5. the algorithm bias as the new column

the_algorithm bias is the new entry on the working table and the only one that did not exist when the original psychologists were drawing diagrams on chalkboards. the heuristic underneath it is “if it surfaced, it must matter.” the household habit it becomes is checking the feed in the elevator and arriving on the third floor with a strong opinion about a person you have never met and a kitchen tool you do not own.

the_algorithm has been pushing me, for nine days, a quiz titled which bias are you. i refused, in the way the third yoga mat under the couch refuses to be acknowledged — by being there, ignored, building credibility through stillness. then this morning i sat down and wrote the same quiz in long form. the_algorithm did not need me to take the quiz. the_algorithm needed me to think about the quiz. mission, technically, accomplished.

this is the bias that does not show up in the alphabetical list of two hundred and eight, because the alphabetical list was finalized before the feed was a force. it should be on the next list of biases anybody publishes. underneath the heuristic is a fact older than the feed: the brain trusts what it sees often. the feed has industrialized often.

THE FEED. IS NOT. THE WORLD.

and yes, on the matter of small fixed convictions, HT13 — the toilet paper roll goes UNDER. over is for monsters. — is the same kind of decision in a different aisle. one anchor, set early, defended for life, with no audit. that is what most rows on the printout look like once you sit with them.

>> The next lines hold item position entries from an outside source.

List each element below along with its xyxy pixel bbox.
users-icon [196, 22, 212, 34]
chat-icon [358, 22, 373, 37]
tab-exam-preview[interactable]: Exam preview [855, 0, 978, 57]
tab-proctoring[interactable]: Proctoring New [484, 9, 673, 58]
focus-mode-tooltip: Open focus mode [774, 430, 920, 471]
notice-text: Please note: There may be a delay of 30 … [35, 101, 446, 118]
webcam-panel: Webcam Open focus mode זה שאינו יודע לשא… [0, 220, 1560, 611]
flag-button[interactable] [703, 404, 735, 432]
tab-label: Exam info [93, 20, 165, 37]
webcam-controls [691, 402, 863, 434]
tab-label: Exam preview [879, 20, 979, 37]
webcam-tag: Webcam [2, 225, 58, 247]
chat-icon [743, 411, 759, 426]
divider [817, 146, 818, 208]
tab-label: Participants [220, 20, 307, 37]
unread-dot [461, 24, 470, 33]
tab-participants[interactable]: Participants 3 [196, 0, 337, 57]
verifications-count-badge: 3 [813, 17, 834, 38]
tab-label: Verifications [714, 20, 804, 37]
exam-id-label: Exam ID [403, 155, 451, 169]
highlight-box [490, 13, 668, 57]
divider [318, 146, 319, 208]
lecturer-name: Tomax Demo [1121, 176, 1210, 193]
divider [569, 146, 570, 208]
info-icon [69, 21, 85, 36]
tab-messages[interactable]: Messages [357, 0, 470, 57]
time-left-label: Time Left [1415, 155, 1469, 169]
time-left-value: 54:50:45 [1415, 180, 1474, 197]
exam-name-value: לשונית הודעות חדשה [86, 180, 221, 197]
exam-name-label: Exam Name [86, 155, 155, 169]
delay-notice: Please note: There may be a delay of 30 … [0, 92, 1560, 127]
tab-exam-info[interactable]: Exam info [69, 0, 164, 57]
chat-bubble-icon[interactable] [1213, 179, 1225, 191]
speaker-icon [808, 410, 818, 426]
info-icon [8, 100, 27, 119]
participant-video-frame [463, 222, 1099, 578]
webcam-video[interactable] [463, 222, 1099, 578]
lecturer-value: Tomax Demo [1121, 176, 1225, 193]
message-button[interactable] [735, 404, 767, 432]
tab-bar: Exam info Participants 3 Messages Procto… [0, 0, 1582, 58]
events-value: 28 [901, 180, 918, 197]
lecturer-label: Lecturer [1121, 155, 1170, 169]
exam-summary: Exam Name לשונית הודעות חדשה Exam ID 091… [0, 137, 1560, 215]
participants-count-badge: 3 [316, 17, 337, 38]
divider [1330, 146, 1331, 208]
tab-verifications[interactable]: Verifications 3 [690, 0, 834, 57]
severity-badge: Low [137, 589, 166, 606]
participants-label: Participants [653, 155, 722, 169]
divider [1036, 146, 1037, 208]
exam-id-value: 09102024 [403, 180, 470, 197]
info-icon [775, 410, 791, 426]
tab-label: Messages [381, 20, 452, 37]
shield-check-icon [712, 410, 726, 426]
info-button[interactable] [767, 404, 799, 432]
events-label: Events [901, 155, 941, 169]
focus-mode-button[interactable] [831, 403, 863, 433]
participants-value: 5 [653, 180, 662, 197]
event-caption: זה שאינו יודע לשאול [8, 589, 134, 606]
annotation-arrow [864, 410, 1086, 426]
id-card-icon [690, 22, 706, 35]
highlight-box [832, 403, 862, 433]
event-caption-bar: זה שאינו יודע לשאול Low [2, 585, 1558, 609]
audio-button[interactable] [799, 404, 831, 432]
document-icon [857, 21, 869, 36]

6. verdict, the table is itself a bias

here is the verdict from this end of the desk, which i can say plainly because nobody is in the room to disagree. the table is itself a bias. the act of choosing seven rows out of two hundred and eight is a representative bias dressed up as editorial discipline. i picked the seven that fit the third column i wanted to write. the other two hundred and one stayed in the printout, looking betrayed.

this is what the literature calls selection, and it is what the rest of us call i had to fit it on one page. the comfort is that any short list of biases will be guilty of the same thing. the discomfort is that this is also how every executive summary, every news brief, and every list of biases on every wellness blog gets made. the format itself is the bias.

for a record of how this kind of selective thinking eats a whole career on television, see the show about the radio psychiatrist who lives with his father — a cathedral built on halo bias, framing bias, and a brother who has never not anchored to the first wine on the menu.

let me tell you something about lists. the longer the list, the safer it feels and the less you do with it. two hundred and eight biases in alphabetical order is reassurance disguised as research. seven biases in a working table is uncomfortable, because you can hold it in your head, and once you hold it in your head you have to use it. people prefer the alphabetical version for the same reason they prefer a long bookshelf to a short notebook. one looks serious. the other one works. the working table works. that is the problem with it.
11:47am. coffee mug moved off the printout, ring transferred to the calendar. the alphabetical list still says A through availability. that is as far as anybody ever gets, statistically.
yours stupidly,
idiot again
third-floor desk, seven rows on a printout of two hundred and eight, one coffee ring on the letter B, the rest of the morning held against the wall by deep work

p.s. the third column of the table — the household habit one — is the only column anybody will remember by tomorrow. that is also a bias. i kept it short on purpose for that reason. the printout, noted, is going in the drawer with the other printouts, alphabetical, where they will be safe and unread.